We aspire to educate students to see and enjoy the beauty and power of the mathematical sciences and to nurture lifelong learners who use mathematical perspectives to engage the world beyond Kenyon.

Student Learning Goals

  1. To educate students, both majors and non-majors alike, so that they gain the skills necessary to effectively communicate mathematics, statistics and computer science in both written and oral form.
  2. To prepare majors and minors for graduate study and careers that use mathematics, statistics and computer science.
  3. To develop quantitative reasoning skills, improve clarity of thought, increase awareness of the mathematical sciences, and to help students to overcome anxieties and misconceptions about mathematics, statistics and computer science.
  4. To prepare students to make effective use of technology for problem-solving, computation, analysis, exploration and visualization.
  5. To establish an inclusive atmosphere, both in and out of the classroom context, that promotes positive and professional student-teacher interactions and interaction among students.
  6. To help students learn effective study skills, seek help when needed, persist in the face of difficulties, and recognize the value of productive failure.
  7. To prepare lifelong learners who can read and assimilate complex material independently, recognize connections, formulate precise and relevant questions, and find valid means for resolving those questions.

Faculty and Disciplinary Support 

  1. To encourage all faculty members to use evidence-based pedagogical methods and to experiment with new modes of instruction, course innovations, and the use of appropriate technology in teaching, learning, and applying mathematics, statistics and computer science.
  2. To engage all faculty members in sustained scholarship, broadly defined to include the discovery of new knowledge, the integration of knowledge, the application of knowledge, and scholarship related to teaching.
  3. To ensure that the Department provides mathematical, statistical and computational support to other disciplines and to meet the reasonable curricular needs of other departments.
  4. To support the mathematical sciences communities at the national and regional levels in advancing the goals of the profession as a whole.

Measures

  1. Senior Capstone paper on a topic of interest chosen by the student. We use a rubric to assess student performance on various primary traits.
  2. Seniors take the Major Field ETS exam at the end of each fall. Character indicators measure student performance on routine problems, nonroutine problems, and applied problems. The exam also measures knowledge of two broad areas of mathematics: calculus and algebra.
  3. Additionally, six faculty each year (all but the chair who ultimately writes the report) fills out assessment tables for one of the courses they taught that year.
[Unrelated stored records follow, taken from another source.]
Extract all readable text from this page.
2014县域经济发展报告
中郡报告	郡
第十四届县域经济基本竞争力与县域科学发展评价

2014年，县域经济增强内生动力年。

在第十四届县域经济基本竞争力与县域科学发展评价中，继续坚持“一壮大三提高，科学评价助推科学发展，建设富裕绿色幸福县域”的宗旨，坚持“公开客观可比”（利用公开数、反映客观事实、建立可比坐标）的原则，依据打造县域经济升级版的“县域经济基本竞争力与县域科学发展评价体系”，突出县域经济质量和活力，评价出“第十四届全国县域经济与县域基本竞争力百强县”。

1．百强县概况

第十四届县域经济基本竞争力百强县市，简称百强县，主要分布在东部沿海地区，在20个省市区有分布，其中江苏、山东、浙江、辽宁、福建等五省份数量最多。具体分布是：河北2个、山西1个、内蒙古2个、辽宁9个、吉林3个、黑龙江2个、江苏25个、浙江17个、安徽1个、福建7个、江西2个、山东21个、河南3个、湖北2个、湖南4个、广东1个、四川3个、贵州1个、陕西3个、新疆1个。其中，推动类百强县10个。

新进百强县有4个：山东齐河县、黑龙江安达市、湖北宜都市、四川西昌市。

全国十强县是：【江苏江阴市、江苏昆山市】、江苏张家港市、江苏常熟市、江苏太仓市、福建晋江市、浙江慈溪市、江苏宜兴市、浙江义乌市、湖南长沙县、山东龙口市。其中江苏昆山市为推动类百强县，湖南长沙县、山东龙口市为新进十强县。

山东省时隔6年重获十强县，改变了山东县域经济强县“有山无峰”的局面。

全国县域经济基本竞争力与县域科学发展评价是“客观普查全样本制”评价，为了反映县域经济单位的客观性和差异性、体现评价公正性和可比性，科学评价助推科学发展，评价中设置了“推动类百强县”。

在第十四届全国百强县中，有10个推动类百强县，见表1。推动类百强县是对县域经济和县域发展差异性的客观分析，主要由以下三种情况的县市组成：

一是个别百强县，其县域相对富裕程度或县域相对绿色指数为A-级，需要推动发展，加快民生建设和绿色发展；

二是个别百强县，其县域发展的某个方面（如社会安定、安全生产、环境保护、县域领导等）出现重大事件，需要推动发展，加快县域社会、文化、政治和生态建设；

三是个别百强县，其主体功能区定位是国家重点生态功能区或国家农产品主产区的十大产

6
Three faculty focus on departmental learning goals, and the other three focus on college learning goals (many of which intersect with the departmental goals).

Feedback

The department chair collects the data from items 1 and 2 above, and summarizes it for the department. The chair convenes a department meeting in May to discuss the results of items 1 and 2. At this same meeting faculty filling out assessment tables report on their findings and the math faculty as a whole identifies patterns in the data coming from all three items. Based on these patterns, we identify areas in need of improvement and make decisions about ways to improve student learning in the future. The chair then writes a report summarizing the findings of the math faculty, and this report is included in the annual report submitted to the associate provost's office in June.